Solo cinque settimane fa, avevamo dato conto di una grave serie di attacchi alla libertà d’espressione nell’Egitto del presidente Mohamed Morsi. Non solo la repressione non è cessata, ma le cose vanno persino peggio.
Il 25 aprile è stato pubblicato l’ultimo numero di Egypt Independent, il principale quotidiano in lingua inglese. A deciderne la chiusura è stato il nuovo direttore esecutivo, un uomo di Mubarak.
Il 30 aprile, nell’ufficio del pubblico ministero di Tanta (90 chilometri a nord del Cairo) è stato arrestato un attivista di 24 anni, Ahmed Douma. È accusato di aver dato dell’assassino al presidente Morsi nel corso di un programma televisivo, il che corrisponde al reato penale di “insulto al presidente”.
Ahmed Anwar, blogger, nel marzo 2012, aveva pubblicato su Internet un video in cui mostrava agenti di polizia che conferivano un premio a un’attrice, soprannominandoli il “ministero delle Danzatrici del ventre”. Nel video, mentre gli agenti di polizia ballavano, venivano denunciate le brutalità delle forze di polizia e l’impunità di cui beneficiavano.

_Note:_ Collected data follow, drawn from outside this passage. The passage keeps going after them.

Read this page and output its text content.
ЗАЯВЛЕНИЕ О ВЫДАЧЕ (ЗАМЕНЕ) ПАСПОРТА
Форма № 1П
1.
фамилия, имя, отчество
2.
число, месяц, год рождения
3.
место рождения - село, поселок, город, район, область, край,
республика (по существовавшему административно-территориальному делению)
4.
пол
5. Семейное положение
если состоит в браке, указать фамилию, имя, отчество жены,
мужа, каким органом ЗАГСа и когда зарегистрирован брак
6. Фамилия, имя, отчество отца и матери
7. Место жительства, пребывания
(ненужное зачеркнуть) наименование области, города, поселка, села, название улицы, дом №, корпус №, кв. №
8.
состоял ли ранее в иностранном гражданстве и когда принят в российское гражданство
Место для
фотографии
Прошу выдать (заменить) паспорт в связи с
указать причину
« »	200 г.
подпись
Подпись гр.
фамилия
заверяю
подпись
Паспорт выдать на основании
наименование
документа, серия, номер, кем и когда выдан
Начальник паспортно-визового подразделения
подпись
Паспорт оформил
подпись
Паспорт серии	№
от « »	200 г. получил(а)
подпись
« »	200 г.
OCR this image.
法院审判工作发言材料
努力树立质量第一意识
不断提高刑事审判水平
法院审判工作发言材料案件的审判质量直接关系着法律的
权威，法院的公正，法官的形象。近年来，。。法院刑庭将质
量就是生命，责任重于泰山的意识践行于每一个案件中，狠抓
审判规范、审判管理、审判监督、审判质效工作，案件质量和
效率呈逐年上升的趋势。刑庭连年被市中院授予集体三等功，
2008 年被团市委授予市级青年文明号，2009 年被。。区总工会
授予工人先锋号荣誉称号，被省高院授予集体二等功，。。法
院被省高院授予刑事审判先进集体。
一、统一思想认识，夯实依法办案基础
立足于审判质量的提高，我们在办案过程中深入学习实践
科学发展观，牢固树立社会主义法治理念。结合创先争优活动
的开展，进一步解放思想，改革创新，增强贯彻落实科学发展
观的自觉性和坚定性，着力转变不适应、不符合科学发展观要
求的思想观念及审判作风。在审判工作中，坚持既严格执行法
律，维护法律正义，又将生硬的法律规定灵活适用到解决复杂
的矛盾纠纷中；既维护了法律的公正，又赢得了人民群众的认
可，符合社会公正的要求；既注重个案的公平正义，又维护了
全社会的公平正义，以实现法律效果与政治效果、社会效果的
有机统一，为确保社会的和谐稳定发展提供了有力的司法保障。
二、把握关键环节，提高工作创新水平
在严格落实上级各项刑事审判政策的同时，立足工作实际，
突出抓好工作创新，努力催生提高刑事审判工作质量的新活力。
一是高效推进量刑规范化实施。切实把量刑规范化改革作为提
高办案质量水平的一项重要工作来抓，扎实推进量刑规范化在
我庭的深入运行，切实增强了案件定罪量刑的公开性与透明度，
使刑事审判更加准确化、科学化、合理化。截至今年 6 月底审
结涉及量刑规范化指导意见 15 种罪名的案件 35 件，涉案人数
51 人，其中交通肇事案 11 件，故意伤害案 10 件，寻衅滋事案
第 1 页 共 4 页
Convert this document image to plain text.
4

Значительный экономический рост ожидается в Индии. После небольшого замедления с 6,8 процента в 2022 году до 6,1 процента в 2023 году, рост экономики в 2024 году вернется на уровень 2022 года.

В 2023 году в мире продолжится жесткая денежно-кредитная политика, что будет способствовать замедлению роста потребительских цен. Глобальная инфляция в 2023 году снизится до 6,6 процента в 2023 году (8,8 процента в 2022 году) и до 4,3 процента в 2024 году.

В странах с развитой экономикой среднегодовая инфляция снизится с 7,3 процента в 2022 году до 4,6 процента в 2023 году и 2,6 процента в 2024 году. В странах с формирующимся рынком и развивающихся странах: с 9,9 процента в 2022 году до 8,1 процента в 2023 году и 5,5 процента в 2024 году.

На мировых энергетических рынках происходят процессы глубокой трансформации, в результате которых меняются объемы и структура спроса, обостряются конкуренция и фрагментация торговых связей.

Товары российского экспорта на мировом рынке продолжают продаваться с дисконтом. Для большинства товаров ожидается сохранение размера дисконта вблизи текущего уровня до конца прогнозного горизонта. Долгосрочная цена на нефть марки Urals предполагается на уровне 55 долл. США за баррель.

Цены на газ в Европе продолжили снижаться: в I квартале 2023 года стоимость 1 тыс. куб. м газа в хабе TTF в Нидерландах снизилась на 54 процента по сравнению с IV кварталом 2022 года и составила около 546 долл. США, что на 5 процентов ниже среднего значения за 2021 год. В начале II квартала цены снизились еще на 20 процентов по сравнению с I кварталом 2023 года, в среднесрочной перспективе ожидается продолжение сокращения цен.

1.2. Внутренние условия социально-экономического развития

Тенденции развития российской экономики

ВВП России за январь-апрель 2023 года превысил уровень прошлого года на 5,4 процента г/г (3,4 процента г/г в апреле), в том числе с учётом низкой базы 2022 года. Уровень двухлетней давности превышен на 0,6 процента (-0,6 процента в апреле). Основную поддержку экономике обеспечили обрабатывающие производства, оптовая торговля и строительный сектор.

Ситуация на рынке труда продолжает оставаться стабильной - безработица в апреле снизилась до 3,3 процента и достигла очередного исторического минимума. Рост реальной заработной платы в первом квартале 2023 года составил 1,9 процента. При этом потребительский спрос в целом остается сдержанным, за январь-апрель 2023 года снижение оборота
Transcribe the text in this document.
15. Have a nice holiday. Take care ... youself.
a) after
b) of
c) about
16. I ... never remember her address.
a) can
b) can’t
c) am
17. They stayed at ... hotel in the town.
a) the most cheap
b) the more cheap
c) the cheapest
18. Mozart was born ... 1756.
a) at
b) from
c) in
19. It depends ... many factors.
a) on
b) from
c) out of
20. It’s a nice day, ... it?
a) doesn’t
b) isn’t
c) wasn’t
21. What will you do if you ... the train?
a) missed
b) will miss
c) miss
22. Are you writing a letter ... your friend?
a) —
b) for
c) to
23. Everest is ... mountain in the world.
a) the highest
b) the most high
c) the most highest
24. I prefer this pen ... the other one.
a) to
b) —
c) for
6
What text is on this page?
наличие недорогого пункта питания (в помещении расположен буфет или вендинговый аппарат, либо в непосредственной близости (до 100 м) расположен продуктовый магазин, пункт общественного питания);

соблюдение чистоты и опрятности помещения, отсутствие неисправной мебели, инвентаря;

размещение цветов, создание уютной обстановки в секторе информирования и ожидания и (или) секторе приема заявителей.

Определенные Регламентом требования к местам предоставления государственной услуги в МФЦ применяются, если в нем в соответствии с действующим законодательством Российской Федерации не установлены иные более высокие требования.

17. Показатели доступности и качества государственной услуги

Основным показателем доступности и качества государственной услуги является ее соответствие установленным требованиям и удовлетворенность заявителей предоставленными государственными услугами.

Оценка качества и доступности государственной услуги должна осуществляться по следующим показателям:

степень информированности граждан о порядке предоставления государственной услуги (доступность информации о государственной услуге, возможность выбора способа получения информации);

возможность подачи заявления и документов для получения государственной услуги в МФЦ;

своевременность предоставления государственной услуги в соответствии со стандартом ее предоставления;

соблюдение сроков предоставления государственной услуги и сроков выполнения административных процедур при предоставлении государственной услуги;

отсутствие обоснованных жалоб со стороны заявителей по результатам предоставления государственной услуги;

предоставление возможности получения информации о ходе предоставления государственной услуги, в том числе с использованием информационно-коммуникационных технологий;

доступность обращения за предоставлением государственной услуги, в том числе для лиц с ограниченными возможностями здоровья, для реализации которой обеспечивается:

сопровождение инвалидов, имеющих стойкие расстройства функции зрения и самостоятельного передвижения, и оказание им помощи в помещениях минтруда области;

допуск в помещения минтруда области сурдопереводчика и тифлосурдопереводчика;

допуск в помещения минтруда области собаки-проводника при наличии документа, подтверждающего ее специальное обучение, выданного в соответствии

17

Il processo, che doveva svolgersi il 4 maggio, è stato rinviato al 1° giugno.
Hassan Mostafa, un’attivista dell’opposizione di Alessandria, è arrivato al secondo grado di giudizio. In primo era stato condannato a due anni per aver insultato e preso a schiaffi un giudice. Il carcere lo aveva già conosciuto sotto Mubarak, per aver chiesto la fine dello stato d’emergenza. L’udienza davanti al giudice è per sabato prossimo.
Il governo si difende affermando di essere estraneo a ogni vicenda e che le iniziative giudiziarie prendono le mosse da cittadini “consapevoli” la cui sensibilità risulta urtata quando qualcun altro offende il presidente o la religione. Peccato che si ometta di aggiungere che la magistratura, di fronte alle denunce dei probi e zelanti cittadini, avrebbe anche il potere di non procedere all’apertura di un’inchiesta.
E che dire del Partito della libertà e della giustizia, il partito dei Fratelli musulmani, che vuole imporre ulteriori limiti alla critica, cercando di far passare al Consiglio della Shura (la Camera alta del parlamento egiziano) una legge che ridurrebbe enormemente la libertà d’azione delle organizzazioni per i diritti umani, nazionali e internazionali?
Se quella legge fosse già in vigore, non saremmo venuti a conoscenza della storia di un ragazzino di 16 anni, che all’alba del 25 aprile è stato portato via dalla sua abitazione, di fronte alla madre che urlava e implorava spiegazioni. Dopo 36 ore di assenza di qualsiasi informazione, è comparso di fronte a un magistrato della Procura d’emergenza per la sicurezza dello Stato, ennesima reminiscenza dei tempi bui di Mubarak, e accusato di far parte dei Black Block. Portato in carcere, messo in una cella insieme agli adulti, è stato brutalmente picchiato.
Il presidente Morsi ha dimenticato troppo in fretta che sono stati proprio la libertà d’espressione e la capacità e il coraggio di manifestare dissenso, a favorire la sua ascesa al potere.